Deutschland Konstanz | Schild | Landesgrenze zur Schweiz
Die Schweizer Grenze bleibt für umsiedlungswillige EU-Bürger vorerst offenBild: Martin Schroeder/dpa/picture-alliance

Drohgespenst Massenzuwanderung

Die SVP spricht von einer Massenzuwanderung in der Schweiz. Sie argumentiert, zu viele Menschen minderten den Wohlstand und die Sicherheit der Bürger und seien zu teuer für die Sozialwerke. Die vielen Einwanderer führten zu mehr Arbeitslosigkeit und belasteten Umwelt und Infrastruktur. Seit 1990 stieg die Bevölkerungszahl der Schweiz um rund ein Viertel auf 8,6 Millionen, darunter mehr als 2,1 Millionen Ausländer. Fast 1,5 Millionen von ihnen stammen aus einem EU-Land, aus Großbritannien, Norwegen, Island oder Liechtenstein. Hinzu kommen Hunderttausende Menschen, die aus dem EU-Ausland täglich in die Schweiz zur Arbeit pendeln.

Dagegen lehnen Regierung, Parlament, die anderen Parteien, Arbeitgeberverband und die Gewerkschaften die geforderte Kündigung der Personenfreizügigkeit mit der EU ab. Die wirtschaftlichen Auswirkungen wären katastrophal und würden die Beziehungen zu der EU erheblich beschädigen, erklärten sie.
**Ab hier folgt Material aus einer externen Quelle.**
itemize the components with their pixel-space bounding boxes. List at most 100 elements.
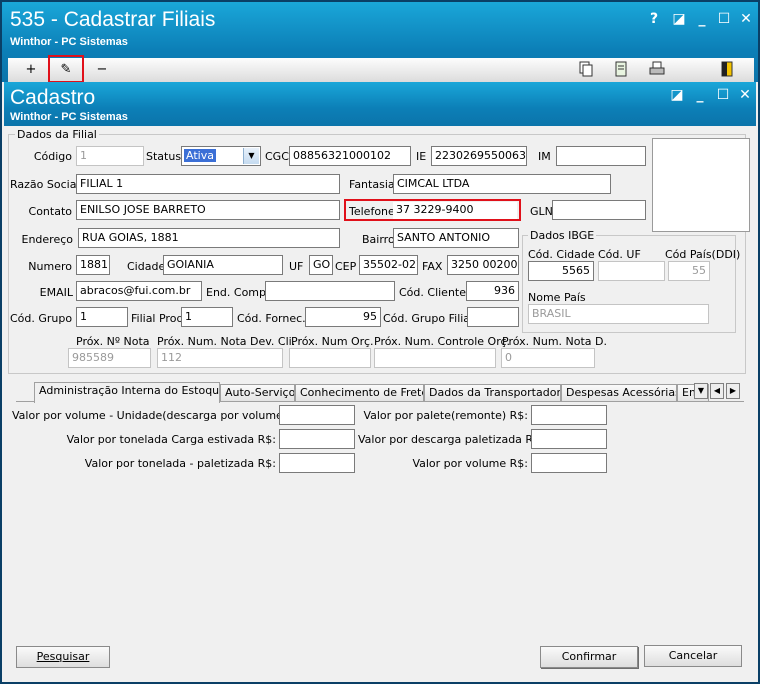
endcomp-field[interactable] <box>265 281 395 301</box>
nomepais-label: Nome País <box>528 291 586 304</box>
tab-scroll-right-icon[interactable]: ▶ <box>726 383 740 399</box>
confirmar-button[interactable]: Confirmar <box>540 646 638 668</box>
proxorc-label: Próx. Num Orç. <box>291 335 374 348</box>
codigo-field[interactable]: 1 <box>76 146 144 166</box>
endereco-label: Endereço <box>21 233 74 246</box>
contato-field[interactable]: ENILSO JOSE BARRETO <box>76 200 340 220</box>
razao-field[interactable]: FILIAL 1 <box>76 174 340 194</box>
codcliente-label: Cód. Cliente <box>399 286 466 299</box>
volume-field[interactable] <box>531 453 607 473</box>
proxnotad-field[interactable]: 0 <box>501 348 595 368</box>
desc-palet-field[interactable] <box>531 429 607 449</box>
gln-field[interactable] <box>552 200 646 220</box>
dados-filial-title: Dados da Filial <box>15 128 99 141</box>
exit-door-icon[interactable] <box>718 61 736 79</box>
status-select[interactable]: Ativa ▼ <box>181 146 261 166</box>
palete-field[interactable] <box>531 405 607 425</box>
tab-menu-icon[interactable]: ▼ <box>694 383 708 399</box>
numero-field[interactable]: 1881 <box>76 255 110 275</box>
vol-unid-field[interactable] <box>279 405 355 425</box>
codcliente-field[interactable]: 936 <box>466 281 519 301</box>
copy-icon[interactable] <box>576 61 594 79</box>
cep-label: CEP <box>335 260 357 273</box>
cancelar-button[interactable]: Cancelar <box>644 645 742 667</box>
ie-field[interactable]: 2230269550063 <box>431 146 527 166</box>
remove-icon[interactable]: − <box>93 61 111 79</box>
ie-label: IE <box>416 150 427 163</box>
volume-label: Valor por volume R$: <box>412 457 528 470</box>
codcidade-field[interactable]: 5565 <box>528 261 594 281</box>
dialog-subtitle: Winthor - PC Sistemas <box>10 111 128 123</box>
fantasia-field[interactable]: CIMCAL LTDA <box>393 174 611 194</box>
pesquisar-button[interactable]: Pesquisar <box>16 646 110 668</box>
help-icon[interactable]: ? <box>645 10 663 28</box>
status-label: Status <box>146 150 182 163</box>
codgrupofilial-field[interactable] <box>467 307 519 327</box>
cgc-label: CGC <box>265 150 289 163</box>
bairro-label: Bairro <box>362 233 395 246</box>
tab-despesas-acessorias[interactable]: Despesas Acessórias <box>561 384 677 402</box>
endereco-field[interactable]: RUA GOIAS, 1881 <box>78 228 340 248</box>
vol-unid-label: Valor por volume - Unidade(descarga por … <box>12 409 306 422</box>
codpais-label: Cód País(DDI) <box>665 248 741 261</box>
fantasia-label: Fantasia <box>349 178 395 191</box>
codcidade-label: Cód. Cidade <box>528 248 595 261</box>
cep-field[interactable]: 35502-027 <box>359 255 418 275</box>
tab-auto-servico[interactable]: Auto-Serviço <box>220 384 295 402</box>
palete-label: Valor por palete(remonte) R$: <box>363 409 528 422</box>
fax-label: FAX <box>422 260 443 273</box>
chevron-down-icon[interactable]: ▼ <box>243 148 259 164</box>
print-icon[interactable] <box>648 61 666 79</box>
photo-box[interactable] <box>652 138 750 232</box>
minimize-icon[interactable]: _ <box>693 10 711 28</box>
dialog-close-icon[interactable]: ✕ <box>736 86 754 104</box>
telefone-field[interactable]: 37 3229-9400 <box>393 202 517 219</box>
tab-administracao-estoque[interactable]: Administração Interna do Estoque <box>34 382 220 403</box>
window-subtitle: Winthor - PC Sistemas <box>10 36 128 48</box>
proxorc-field[interactable] <box>289 348 371 368</box>
main-window: 535 - Cadastrar Filiais Winthor - PC Sis… <box>0 0 760 684</box>
tab-conhecimento-frete[interactable]: Conhecimento de Frete <box>295 384 424 402</box>
codfornec-field[interactable]: 95 <box>305 307 381 327</box>
dialog-title: Cadastro <box>10 86 96 109</box>
razao-label: Razão Social <box>10 178 80 191</box>
coduf-label: Cód. UF <box>598 248 641 261</box>
codgrupo-field[interactable]: 1 <box>76 307 128 327</box>
proxnota-field[interactable]: 985589 <box>68 348 151 368</box>
status-value: Ativa <box>184 149 216 162</box>
im-field[interactable] <box>556 146 646 166</box>
filialprod-field[interactable]: 1 <box>181 307 233 327</box>
tab-dados-transportadora[interactable]: Dados da Transportadora <box>424 384 561 402</box>
toolbar: + ✎ − <box>8 55 754 83</box>
uf-label: UF <box>289 260 304 273</box>
dialog-maximize-icon[interactable]: ☐ <box>714 86 732 104</box>
ton-carga-field[interactable] <box>279 429 355 449</box>
telefone-label: Telefone <box>349 205 395 218</box>
cgc-field[interactable]: 08856321000102 <box>289 146 411 166</box>
codpais-field[interactable]: 55 <box>668 261 710 281</box>
proxctrl-field[interactable] <box>374 348 496 368</box>
cidade-field[interactable]: GOIANIA <box>163 255 283 275</box>
bairro-field[interactable]: SANTO ANTONIO <box>393 228 519 248</box>
proxnota-label: Próx. Nº Nota <box>76 335 150 348</box>
email-field[interactable]: abracos@fui.com.br <box>76 281 202 301</box>
proxdev-field[interactable]: 112 <box>157 348 283 368</box>
dialog-restore-icon[interactable]: ◪ <box>668 86 686 104</box>
coduf-field[interactable] <box>598 261 665 281</box>
ton-carga-label: Valor por tonelada Carga estivada R$: <box>66 433 276 446</box>
nomepais-field[interactable]: BRASIL <box>528 304 709 324</box>
add-icon[interactable]: + <box>22 61 40 79</box>
maximize-icon[interactable]: ☐ <box>715 10 733 28</box>
ton-palet-field[interactable] <box>279 453 355 473</box>
dialog-title-bar: Cadastro Winthor - PC Sistemas ◪ _ ☐ ✕ <box>4 82 756 126</box>
fax-field[interactable]: 3250 00200 <box>447 255 519 275</box>
restore-icon[interactable]: ◪ <box>670 10 688 28</box>
document-icon[interactable] <box>612 61 630 79</box>
close-icon[interactable]: ✕ <box>737 10 755 28</box>
proxctrl-label: Próx. Num. Controle Orç. <box>374 335 511 348</box>
window-title: 535 - Cadastrar Filiais <box>10 8 216 31</box>
dialog-minimize-icon[interactable]: _ <box>691 86 709 104</box>
tab-scroll-left-icon[interactable]: ◀ <box>710 383 724 399</box>
gln-label: GLN <box>530 205 553 218</box>
uf-field[interactable]: GO <box>309 255 333 275</box>
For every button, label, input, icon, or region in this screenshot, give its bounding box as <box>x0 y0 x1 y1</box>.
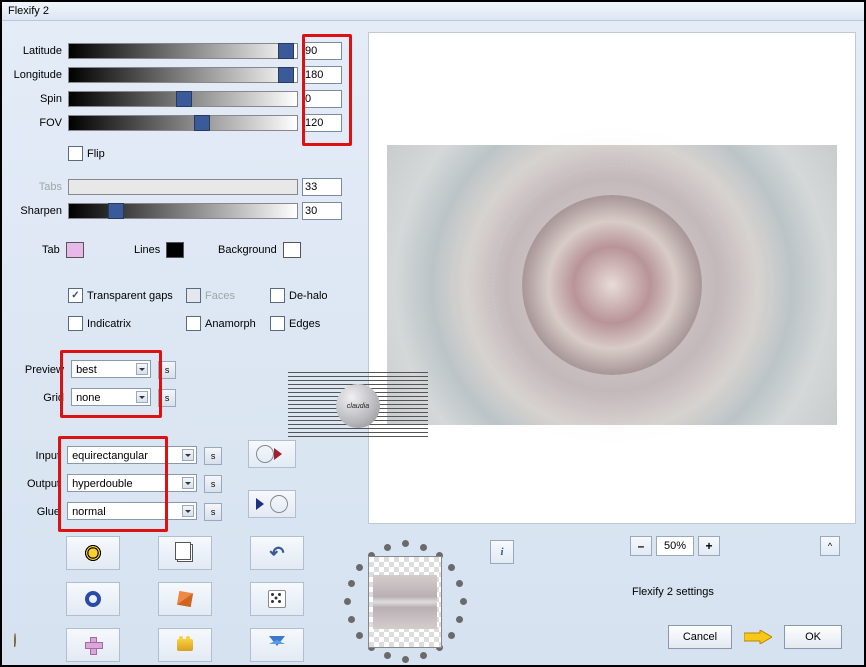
disc-icon <box>270 495 288 513</box>
cube-button[interactable] <box>158 582 212 616</box>
expand-button[interactable]: ^ <box>820 536 840 556</box>
fov-value[interactable]: 120 <box>302 114 342 132</box>
cube-icon <box>177 591 193 607</box>
tab-swatch[interactable] <box>66 242 84 258</box>
torus-icon <box>85 591 101 607</box>
spin-value[interactable]: 0 <box>302 90 342 108</box>
longitude-slider[interactable] <box>68 67 298 83</box>
dehalo-checkbox[interactable] <box>270 288 285 303</box>
controls-panel: Latitude 90 Longitude 180 Spin 0 FOV 120 <box>2 20 352 665</box>
dice-button[interactable] <box>250 582 304 616</box>
settings-text: Flexify 2 settings <box>632 586 714 598</box>
tabs-slider <box>68 179 298 195</box>
input-s-button[interactable]: s <box>204 447 222 465</box>
copy-button[interactable] <box>158 536 212 570</box>
indicatrix-label: Indicatrix <box>87 318 131 330</box>
cross-button[interactable] <box>66 628 120 662</box>
bee-button[interactable] <box>66 536 120 570</box>
palette-icon <box>14 633 16 647</box>
input-select-label: Input <box>20 450 60 462</box>
output-play-button[interactable] <box>248 490 296 518</box>
output-s-button[interactable]: s <box>204 475 222 493</box>
latitude-slider[interactable] <box>68 43 298 59</box>
sharpen-label: Sharpen <box>2 205 68 217</box>
zoom-out-button[interactable]: – <box>630 536 652 556</box>
titlebar: Flexify 2 <box>2 2 864 21</box>
ok-button[interactable]: OK <box>784 625 842 649</box>
zoom-in-button[interactable]: + <box>698 536 720 556</box>
sharpen-slider[interactable] <box>68 203 298 219</box>
spin-label: Spin <box>2 93 68 105</box>
dehalo-label: De-halo <box>289 290 328 302</box>
info-button[interactable]: i <box>490 540 514 564</box>
thumbnail[interactable] <box>368 556 442 648</box>
latitude-value[interactable]: 90 <box>302 42 342 60</box>
anamorph-label: Anamorph <box>205 318 256 330</box>
undo-icon: ↶ <box>269 543 284 564</box>
undo-button[interactable]: ↶ <box>250 536 304 570</box>
transparent-gaps-label: Transparent gaps <box>87 290 173 302</box>
glue-select-label: Glue <box>20 506 60 518</box>
transparent-gaps-checkbox[interactable] <box>68 288 83 303</box>
edges-label: Edges <box>289 318 320 330</box>
longitude-label: Longitude <box>2 69 68 81</box>
play-icon <box>256 498 270 510</box>
copy-icon <box>177 544 193 562</box>
preview-image <box>387 145 837 425</box>
play-icon <box>274 448 288 460</box>
tabs-label: Tabs <box>2 181 68 193</box>
background-swatch[interactable] <box>283 242 301 258</box>
bee-icon <box>85 545 101 561</box>
palette-button[interactable] <box>14 634 16 646</box>
glue-s-button[interactable]: s <box>204 503 222 521</box>
brick-button[interactable] <box>158 628 212 662</box>
longitude-value[interactable]: 180 <box>302 66 342 84</box>
faces-checkbox <box>186 288 201 303</box>
cancel-button[interactable]: Cancel <box>668 625 732 649</box>
grid-s-button[interactable]: s <box>158 389 176 407</box>
output-select[interactable]: hyperdouble <box>67 474 197 492</box>
glue-select[interactable]: normal <box>67 502 197 520</box>
tabs-value[interactable]: 33 <box>302 178 342 196</box>
lines-swatch[interactable] <box>166 242 184 258</box>
flip-checkbox[interactable] <box>68 146 83 161</box>
dice-icon <box>268 590 286 608</box>
preview-s-button[interactable]: s <box>158 361 176 379</box>
sharpen-value[interactable]: 30 <box>302 202 342 220</box>
gem-icon <box>269 636 285 654</box>
grid-select[interactable]: none <box>71 388 151 406</box>
input-select[interactable]: equirectangular <box>67 446 197 464</box>
preview-select[interactable]: best <box>71 360 151 378</box>
preview-select-label: Preview <box>20 364 64 376</box>
faces-label: Faces <box>205 290 235 302</box>
edges-checkbox[interactable] <box>270 316 285 331</box>
zoom-value[interactable]: 50% <box>656 536 694 556</box>
torus-button[interactable] <box>66 582 120 616</box>
lines-swatch-label: Lines <box>134 244 160 256</box>
indicatrix-checkbox[interactable] <box>68 316 83 331</box>
grid-select-label: Grid <box>20 392 64 404</box>
tab-swatch-label: Tab <box>42 244 60 256</box>
preview-pane <box>368 32 856 524</box>
brick-icon <box>177 639 193 651</box>
fov-label: FOV <box>2 117 68 129</box>
fov-slider[interactable] <box>68 115 298 131</box>
zoom-controls: – 50% + <box>630 536 720 556</box>
ok-arrow-icon <box>744 630 772 644</box>
background-swatch-label: Background <box>218 244 277 256</box>
flip-label: Flip <box>87 148 105 160</box>
output-select-label: Output <box>20 478 60 490</box>
flexify-window: Flexify 2 Latitude 90 Longitude 180 Spin… <box>0 0 866 667</box>
cross-icon <box>85 637 101 653</box>
spin-slider[interactable] <box>68 91 298 107</box>
latitude-label: Latitude <box>2 45 68 57</box>
input-play-button[interactable] <box>248 440 296 468</box>
gem-button[interactable] <box>250 628 304 662</box>
anamorph-checkbox[interactable] <box>186 316 201 331</box>
disc-icon <box>256 445 274 463</box>
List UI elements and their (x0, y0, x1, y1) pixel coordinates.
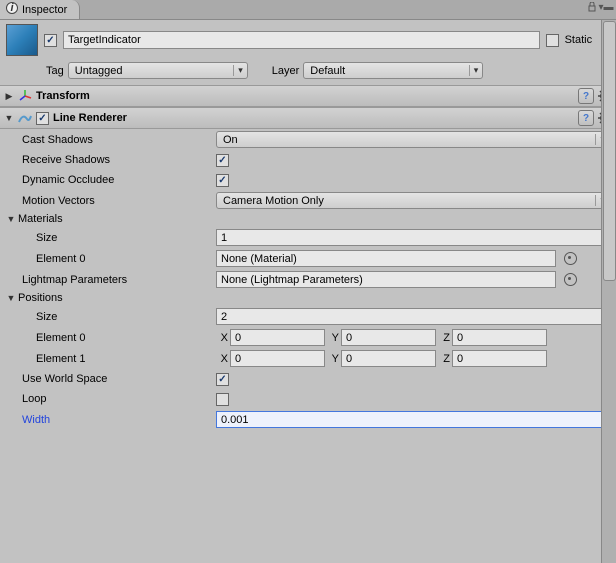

Paket aus sieben Abkommen?

Die Eidgenossenschaft und die EU hatten in den 1990er Jahre ein Paket von sieben bilateralen Abkommen ausgehandelt, das die Schweizer 2000 mit großer Mehrheit in einer Abstimmung annahmen. Die Abkommen ermöglichen Schweizer Firmen den Zugang zum EU-Markt. Ein Abkommen beinhaltet die Personenfreizügigkeit.

Schweizer Bürger können prinzipiell in der EU leben, arbeiten und studieren. Bürger von EU-Ländern können im Gegenzug in der Schweiz leben, arbeiten und studieren. Würde die Schweiz das Abkommen zur Personenfreizügigkeit kündigen, würden automatisch auch die anderen sechs Abkommen außer Kraft treten.

Neuer Schwung für Verhandlungen

Damit dürfte neue Fahrt in die langwierigen Kooperationsverhandlungen der Schweiz mit der Europäischen Union kommen. Die EU will sämtliche bilateralen Abmachungen unter einen Rahmenvertrag stellen. Damit sollen auch einige von der Schweiz früher ausgehandelte Privilegien abgeschwächt werden. Brüssel droht bei einer Weigerung mit Nachteilen für die Schweiz. Als Warnung hat sie bereits die Anerkennung für die Börse in Zürich ausgesetzt. Die Schweizer Regierung verlangt Nachbesserungen des Vorschlags aus Brüssel.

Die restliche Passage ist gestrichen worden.